What is common was once elite

The web site of Smithsonian magazine includes a brief interview with Joe Sutter, author of a new book about the 747. There’s a brief but interesting exchange in the interview of relevance here:

If you were a young aerospace engineer just starting out today, what area would you be most interested in? The private space industry seems quite exciting at the moment, for example.

Space tourism is exciting, all right, but it’s just for the elite few. If you look at the world today, commercial aviation is where flying machines truly benefit humanity.

Sutter is correct: commercial aviation has orders of magnitude greater impact on the world than space tourism, and will continue to do so for the indefinite future.

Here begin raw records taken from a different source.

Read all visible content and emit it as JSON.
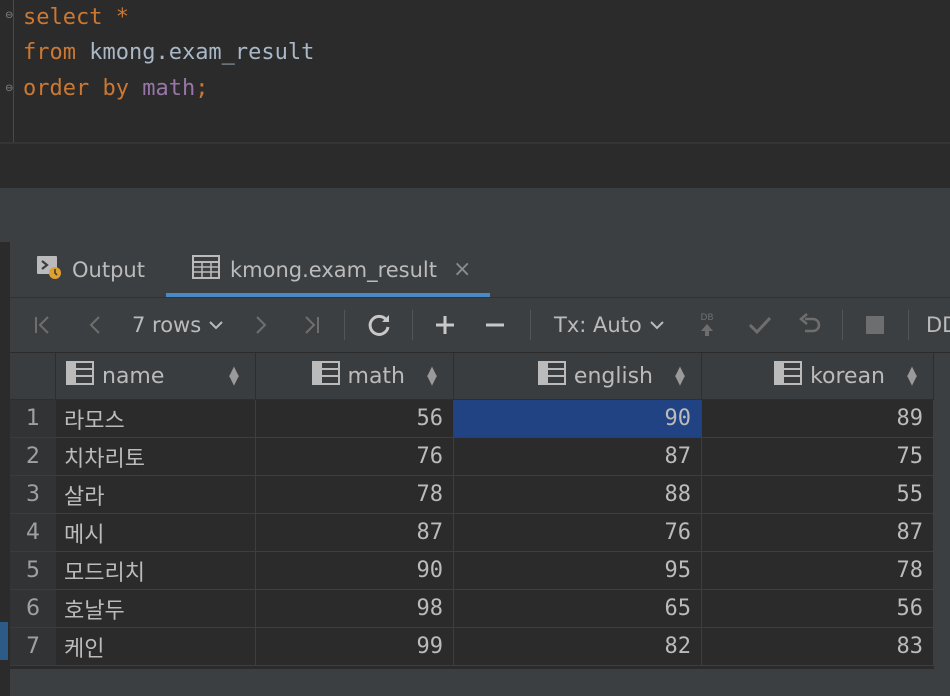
{
  "editor": {
    "lines": [
      {
        "t1": "select",
        "t2": " *",
        "t3": "",
        "t4": ""
      },
      {
        "t1": "from",
        "t2": " kmong.exam_result",
        "t3": "",
        "t4": ""
      },
      {
        "t1": "order by",
        "t2": " ",
        "t3": "math",
        "t4": ";"
      }
    ]
  },
  "tabs": {
    "output": "Output",
    "result": "kmong.exam_result",
    "close": "×"
  },
  "toolbar": {
    "rows_label": "7 rows",
    "tx_label": "Tx: Auto",
    "ddl_label": "DD",
    "db_label": "DB"
  },
  "icons": {
    "first": "first-page-icon",
    "prev": "previous-page-icon",
    "next": "next-page-icon",
    "last": "last-page-icon",
    "refresh": "refresh-icon",
    "add": "add-row-icon",
    "remove": "remove-row-icon",
    "commit": "commit-icon",
    "rollback": "rollback-icon",
    "stop": "stop-icon"
  },
  "grid": {
    "columns": [
      "name",
      "math",
      "english",
      "korean"
    ],
    "rows": [
      {
        "num": "1",
        "name": "라모스",
        "math": "56",
        "english": "90",
        "korean": "89"
      },
      {
        "num": "2",
        "name": "치차리토",
        "math": "76",
        "english": "87",
        "korean": "75"
      },
      {
        "num": "3",
        "name": "살라",
        "math": "78",
        "english": "88",
        "korean": "55"
      },
      {
        "num": "4",
        "name": "메시",
        "math": "87",
        "english": "76",
        "korean": "87"
      },
      {
        "num": "5",
        "name": "모드리치",
        "math": "90",
        "english": "95",
        "korean": "78"
      },
      {
        "num": "6",
        "name": "호날두",
        "math": "98",
        "english": "65",
        "korean": "56"
      },
      {
        "num": "7",
        "name": "케인",
        "math": "99",
        "english": "82",
        "korean": "83"
      }
    ]
  },
  "colors": {
    "selected_cell": "#214283",
    "keyword": "#cc7832",
    "column_ref": "#9876aa",
    "tab_underline": "#4a88c7"
  }
}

However, recall that once commercial aviation was “just for the elite few”. A similar interview 80 or so years ago would have had someone like Sutter saying that locomotives or steamships, not commercial aviation, are transportation systems that “truly benefit humanity”. One must be careful about taking historical analogies too far—commercial aviation grew quickly since it could serve as a transportation system to link up existing destinations, an option not really available for spaceflight—but it does note that one should be careful about dismissing a technology as being just for the elite.

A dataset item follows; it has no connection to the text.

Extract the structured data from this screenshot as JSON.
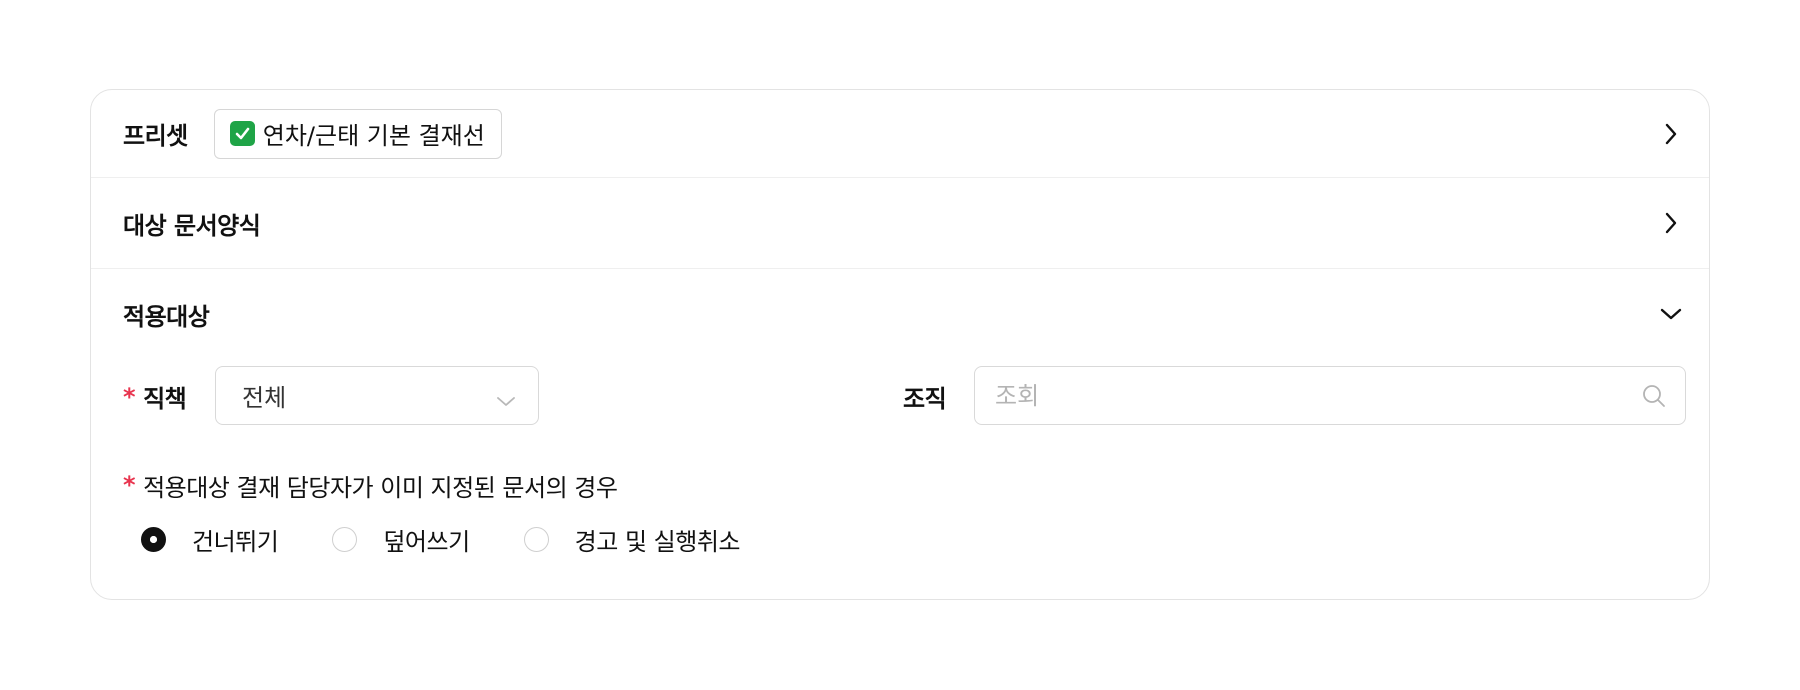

3 comments to What is common was once elite

  • I’m reminded of articles I read 5 or so years ago that said HDTV would never become popular because few people would shell out $3500 or more for it!

  • Ashley Zinyk

    Regarding HDTV, I think it’s adoption is inevitable, but I don’t know anyone who owns one, or is even thinking about buying one. I’ve never seen an HDTV broadcast or an HDTV movie outside of Best Buy, and HDTVs still cost $2-4K. So maybe it is a good analogy for personal spaceflight: we’ll probably do it eventually, but claims that was taking off in a hurry were over-optimistic.

  • Here in San Francisco and the region, a lot of my friends have large-screen HDTVs. Somebody’s buying them!

    Myself, I don’t even have a conventional TV. There is _always_ something better to do than to watch TV.